Building the system from scratch was a tremendously instructive experience. It is without a doubt the most complex program we have ever written. It gave much deeper insight into the issues involved in designing both coherence protocols and hardware systems more generally than could be found by modifying an extant simulator, as we were responsible for all details of operation. While we discuses many such facets in class, they were examined separately, almost as self contained units, while in the real world, they invariable all interact with each other. These interactions were almost wholly unexpected.

With regards to the results, it is moderately surprising that they did not reflect Cox and Fowler's. While it was of course expected that they would be similar, it would be unrealistic to require it after only several weeks of work, which is why the proposal only required the construction of the simulator and a comparison, not producing similar results. Nevertheless, it would have been desirable for more time to have been available so a more thorough analysis could have been made.

As it stands, definite conclusions are difficult to define. Certainly it would be premature to draw conclusions about the efficaciousness of the protocol, given the nascence of the simulation and rudimentary analysis.
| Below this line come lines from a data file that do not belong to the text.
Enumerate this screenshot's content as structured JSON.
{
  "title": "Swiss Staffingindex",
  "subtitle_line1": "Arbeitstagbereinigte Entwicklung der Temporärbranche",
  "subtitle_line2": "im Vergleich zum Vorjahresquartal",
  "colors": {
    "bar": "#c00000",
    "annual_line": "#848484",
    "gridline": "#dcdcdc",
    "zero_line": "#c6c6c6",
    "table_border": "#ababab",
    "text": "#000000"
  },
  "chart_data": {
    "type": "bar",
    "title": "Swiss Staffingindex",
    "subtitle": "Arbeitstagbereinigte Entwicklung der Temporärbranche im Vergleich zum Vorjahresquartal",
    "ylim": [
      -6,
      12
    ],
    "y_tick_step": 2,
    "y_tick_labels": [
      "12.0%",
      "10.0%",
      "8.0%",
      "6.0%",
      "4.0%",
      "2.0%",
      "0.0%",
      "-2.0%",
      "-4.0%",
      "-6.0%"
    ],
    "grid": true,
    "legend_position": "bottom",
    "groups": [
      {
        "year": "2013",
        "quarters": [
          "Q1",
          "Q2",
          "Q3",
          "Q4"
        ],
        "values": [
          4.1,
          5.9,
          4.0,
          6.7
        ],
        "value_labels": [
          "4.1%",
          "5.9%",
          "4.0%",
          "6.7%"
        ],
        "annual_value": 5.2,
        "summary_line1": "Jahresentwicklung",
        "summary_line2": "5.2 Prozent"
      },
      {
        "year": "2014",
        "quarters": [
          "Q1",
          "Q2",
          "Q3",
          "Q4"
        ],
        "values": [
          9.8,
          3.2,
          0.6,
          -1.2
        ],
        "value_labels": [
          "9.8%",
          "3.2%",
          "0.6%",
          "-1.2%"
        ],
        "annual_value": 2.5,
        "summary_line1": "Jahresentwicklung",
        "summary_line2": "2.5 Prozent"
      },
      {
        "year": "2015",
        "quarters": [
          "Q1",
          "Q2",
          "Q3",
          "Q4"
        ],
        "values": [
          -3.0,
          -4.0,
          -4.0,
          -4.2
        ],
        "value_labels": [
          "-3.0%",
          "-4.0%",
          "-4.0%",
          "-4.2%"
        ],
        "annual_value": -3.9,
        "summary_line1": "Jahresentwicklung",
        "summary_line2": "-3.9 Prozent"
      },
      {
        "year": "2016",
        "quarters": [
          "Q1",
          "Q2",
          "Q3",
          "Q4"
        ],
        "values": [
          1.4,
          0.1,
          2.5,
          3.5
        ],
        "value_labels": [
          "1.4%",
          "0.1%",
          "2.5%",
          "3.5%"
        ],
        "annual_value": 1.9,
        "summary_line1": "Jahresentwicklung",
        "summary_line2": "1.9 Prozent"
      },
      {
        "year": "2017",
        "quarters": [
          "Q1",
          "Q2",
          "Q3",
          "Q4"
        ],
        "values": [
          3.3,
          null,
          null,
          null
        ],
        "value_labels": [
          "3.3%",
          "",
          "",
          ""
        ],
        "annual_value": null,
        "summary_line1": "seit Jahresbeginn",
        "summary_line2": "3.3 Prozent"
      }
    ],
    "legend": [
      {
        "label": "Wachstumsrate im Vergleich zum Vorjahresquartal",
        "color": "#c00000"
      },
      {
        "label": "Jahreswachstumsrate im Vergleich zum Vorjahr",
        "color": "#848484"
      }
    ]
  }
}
However, it can be concluded that interactions between the memory access pattern, coherence protocol, and cache implementation are extremely complex, and that there are many factors that influence the effectiveness of a protocol and implementation in addition to the high-level features of each.

The are additional limitations to the faithfulnesses of the simulation. Each cache can only process one access at a time - if a coherence request is pending, for example, no further accesses can be made until it has been completed, even if they are hits. Furthermore, buffers were of unlimited size, simplifying assumptions about factors limiting forward progress, but reducing accuracy.

Future work should include extending the consistency checker, microbenchmarks on "idealized" traces representing various memory access patterns, and further characterization of the tested workloads.


  1. Cox, A. L., & Fowler, R. J. (1993, June). Adaptive cache coherency for detecting migratory shared data. In ACM SIGARCH Computer Architecture News (Vol. 21, No. 2, pp. 98-108). ACM.

  2. Barrow-Williams, N., Fensch, C., & Moore, S. (2009, October). A communication characterisation of Splash-2 and Parsec. In Workload Characterization, 2009. IISWC 2009. IEEE International Symposium on (pp. 86-97). IEEE.